Note67 – Updates for June 2026 – Cleaner, More Readable Transcripts
Hi Privacy Focused People,
New updates have arrived for Note67
Download at https://note67.com/download
What’s New
v0.1.23 · June 2026
A transcript is only useful if you can actually read it. This release is a
focused pass on exactly that — making what Note67 captures easier to scan, more
accurate, and less cluttered with the noise that speech-to-text tends to leave
behind.
Transcripts that read like prose
Speech recognition naturally chops audio into short, arbitrary chunks. When one
person talked for a while, that used to mean a single wall of text — or a
sentence awkwardly split across several lines mid-thought.
Now Note67 breaks transcripts on sentence boundaries. Each line is a complete
thought, so a long stretch of one person speaking reads like a paragraph instead
of a run-on block. It’s a small change you feel immediately the next time you
skim back through a meeting.
Timestamps that help you navigate
For long monologues, a single timestamp at the top doesn’t tell you much.
v0.1.23 adds interval timestamps every 30 seconds within a speaker’s turn, so
you can jump to roughly the right moment — “what was said around the two-minute
mark” — without scrolling blindly.
Less noise, fewer hallucinations
Local speech models have a habit of inventing things during silence: stray
punctuation, a repeated “Thank you,” or a single word stretched across a long,
quiet gap.
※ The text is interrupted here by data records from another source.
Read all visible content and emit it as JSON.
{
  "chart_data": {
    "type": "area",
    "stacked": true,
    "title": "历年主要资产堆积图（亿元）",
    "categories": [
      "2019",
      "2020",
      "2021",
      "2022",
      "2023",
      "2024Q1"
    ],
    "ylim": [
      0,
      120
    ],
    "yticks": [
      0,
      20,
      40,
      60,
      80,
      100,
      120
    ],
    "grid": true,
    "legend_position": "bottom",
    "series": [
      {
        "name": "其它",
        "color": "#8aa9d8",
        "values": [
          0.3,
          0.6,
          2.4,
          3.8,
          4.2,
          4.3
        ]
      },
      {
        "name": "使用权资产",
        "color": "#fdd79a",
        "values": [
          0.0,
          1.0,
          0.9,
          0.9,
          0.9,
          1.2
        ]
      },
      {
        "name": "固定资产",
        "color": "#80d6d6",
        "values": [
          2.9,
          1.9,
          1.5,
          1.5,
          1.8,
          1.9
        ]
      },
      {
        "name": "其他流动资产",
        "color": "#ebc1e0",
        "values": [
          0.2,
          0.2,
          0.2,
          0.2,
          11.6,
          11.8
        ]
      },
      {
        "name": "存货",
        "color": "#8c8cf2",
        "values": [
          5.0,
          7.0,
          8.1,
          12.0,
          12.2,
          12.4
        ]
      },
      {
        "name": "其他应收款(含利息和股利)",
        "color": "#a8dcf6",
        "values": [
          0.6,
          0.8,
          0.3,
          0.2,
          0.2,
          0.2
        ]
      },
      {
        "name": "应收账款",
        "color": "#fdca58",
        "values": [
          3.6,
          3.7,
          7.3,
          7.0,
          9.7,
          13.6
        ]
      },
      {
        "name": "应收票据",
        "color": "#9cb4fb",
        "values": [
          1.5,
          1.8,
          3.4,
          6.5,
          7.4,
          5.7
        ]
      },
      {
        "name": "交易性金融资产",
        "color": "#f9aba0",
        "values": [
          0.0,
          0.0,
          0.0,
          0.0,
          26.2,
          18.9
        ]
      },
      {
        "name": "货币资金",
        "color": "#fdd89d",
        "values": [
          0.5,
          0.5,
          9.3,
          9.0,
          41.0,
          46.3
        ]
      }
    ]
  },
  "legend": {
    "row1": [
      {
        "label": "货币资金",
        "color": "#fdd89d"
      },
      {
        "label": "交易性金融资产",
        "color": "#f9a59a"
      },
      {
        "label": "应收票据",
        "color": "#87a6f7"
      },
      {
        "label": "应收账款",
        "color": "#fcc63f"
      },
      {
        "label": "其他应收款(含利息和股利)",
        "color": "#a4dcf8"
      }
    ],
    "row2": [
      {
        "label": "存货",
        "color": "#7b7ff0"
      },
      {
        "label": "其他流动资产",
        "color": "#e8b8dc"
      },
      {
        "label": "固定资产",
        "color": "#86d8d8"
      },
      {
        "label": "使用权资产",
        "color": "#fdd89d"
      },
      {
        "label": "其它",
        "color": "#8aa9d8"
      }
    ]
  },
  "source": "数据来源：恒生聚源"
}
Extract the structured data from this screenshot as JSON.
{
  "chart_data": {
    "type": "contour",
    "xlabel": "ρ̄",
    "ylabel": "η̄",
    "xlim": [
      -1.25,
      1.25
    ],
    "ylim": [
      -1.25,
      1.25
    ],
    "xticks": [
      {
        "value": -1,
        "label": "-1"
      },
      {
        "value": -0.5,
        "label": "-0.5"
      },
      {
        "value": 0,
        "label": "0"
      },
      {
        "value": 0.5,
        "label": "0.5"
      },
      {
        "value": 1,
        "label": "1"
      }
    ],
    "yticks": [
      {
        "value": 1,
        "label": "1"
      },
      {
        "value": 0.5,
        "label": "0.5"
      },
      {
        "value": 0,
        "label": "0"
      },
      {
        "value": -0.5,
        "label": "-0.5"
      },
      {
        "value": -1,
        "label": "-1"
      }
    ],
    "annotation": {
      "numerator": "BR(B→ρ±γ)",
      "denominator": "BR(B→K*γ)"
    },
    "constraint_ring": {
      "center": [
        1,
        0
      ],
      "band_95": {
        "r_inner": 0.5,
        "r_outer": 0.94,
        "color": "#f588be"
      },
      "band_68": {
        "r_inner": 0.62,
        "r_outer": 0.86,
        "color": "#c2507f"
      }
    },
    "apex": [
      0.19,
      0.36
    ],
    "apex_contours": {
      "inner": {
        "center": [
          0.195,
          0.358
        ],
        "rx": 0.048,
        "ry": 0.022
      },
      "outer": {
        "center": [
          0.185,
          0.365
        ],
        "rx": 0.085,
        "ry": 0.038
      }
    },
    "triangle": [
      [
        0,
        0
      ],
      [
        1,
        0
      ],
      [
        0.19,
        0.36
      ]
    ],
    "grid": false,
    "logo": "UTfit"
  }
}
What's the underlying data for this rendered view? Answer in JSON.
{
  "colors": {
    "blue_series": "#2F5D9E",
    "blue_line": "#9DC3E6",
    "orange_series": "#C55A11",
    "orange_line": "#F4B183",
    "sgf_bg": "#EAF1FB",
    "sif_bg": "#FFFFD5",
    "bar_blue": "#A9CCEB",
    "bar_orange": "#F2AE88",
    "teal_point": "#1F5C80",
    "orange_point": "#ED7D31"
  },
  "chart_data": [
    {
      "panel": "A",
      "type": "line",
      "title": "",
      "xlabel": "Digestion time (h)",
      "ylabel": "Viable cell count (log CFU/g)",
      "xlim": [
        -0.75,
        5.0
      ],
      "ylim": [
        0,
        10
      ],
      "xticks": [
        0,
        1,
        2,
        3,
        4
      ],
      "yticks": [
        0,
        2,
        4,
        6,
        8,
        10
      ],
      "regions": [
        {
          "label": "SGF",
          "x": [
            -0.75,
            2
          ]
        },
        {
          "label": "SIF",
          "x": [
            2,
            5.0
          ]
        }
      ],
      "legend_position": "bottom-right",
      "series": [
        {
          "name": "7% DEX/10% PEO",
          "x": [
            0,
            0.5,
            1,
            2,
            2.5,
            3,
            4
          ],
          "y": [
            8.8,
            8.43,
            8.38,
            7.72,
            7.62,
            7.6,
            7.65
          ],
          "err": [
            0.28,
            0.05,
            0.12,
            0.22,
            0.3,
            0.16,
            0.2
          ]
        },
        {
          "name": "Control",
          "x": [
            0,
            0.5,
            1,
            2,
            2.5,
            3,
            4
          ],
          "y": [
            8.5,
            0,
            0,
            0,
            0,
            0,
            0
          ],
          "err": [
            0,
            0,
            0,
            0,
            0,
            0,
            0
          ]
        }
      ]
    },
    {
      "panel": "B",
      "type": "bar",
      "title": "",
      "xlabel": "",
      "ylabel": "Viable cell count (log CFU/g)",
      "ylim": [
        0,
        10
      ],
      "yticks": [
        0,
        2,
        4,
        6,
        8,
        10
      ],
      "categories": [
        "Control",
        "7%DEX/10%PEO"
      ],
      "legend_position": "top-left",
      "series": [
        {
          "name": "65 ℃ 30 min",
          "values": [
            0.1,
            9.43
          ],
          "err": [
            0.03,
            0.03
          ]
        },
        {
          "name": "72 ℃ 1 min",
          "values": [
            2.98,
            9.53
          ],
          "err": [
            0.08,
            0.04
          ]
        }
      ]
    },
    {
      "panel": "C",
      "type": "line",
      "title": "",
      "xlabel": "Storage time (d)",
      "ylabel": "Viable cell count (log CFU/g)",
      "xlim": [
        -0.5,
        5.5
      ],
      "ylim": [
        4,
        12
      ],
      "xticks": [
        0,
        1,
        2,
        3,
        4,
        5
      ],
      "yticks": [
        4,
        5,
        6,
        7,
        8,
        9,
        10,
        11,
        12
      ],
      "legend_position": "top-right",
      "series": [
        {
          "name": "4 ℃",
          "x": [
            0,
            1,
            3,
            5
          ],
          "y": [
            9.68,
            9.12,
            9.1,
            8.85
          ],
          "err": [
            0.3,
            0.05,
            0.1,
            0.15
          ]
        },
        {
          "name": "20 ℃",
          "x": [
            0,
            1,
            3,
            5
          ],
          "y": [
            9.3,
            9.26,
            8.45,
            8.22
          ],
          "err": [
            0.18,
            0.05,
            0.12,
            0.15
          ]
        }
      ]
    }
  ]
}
We tightened the filtering so that this junk gets dropped before it
ever reaches your transcript, leaving you with the words that were actually
spoken.
Better echo handling
If you listen through speakers instead of headphones, your microphone tends to
pick up the other side of the conversation and transcribe a garbled, duplicated
version of it. v0.1.23 does a better job of recognizing and removing that echo,
so the “you” track stays clean and you’re not reading the same thing twice.
Fixes under the hood
Two reliability fixes round things out:
- Ordering after enhancement — Note67 re-transcribes your audio for accuracy
once a recording ends. The last line spoken sometimes jumped to the top during
that step; it now stays put, in the order it was said. - Search — searching your transcript for terms with special characters (like C++
or a parenthesis) no longer breaks the view.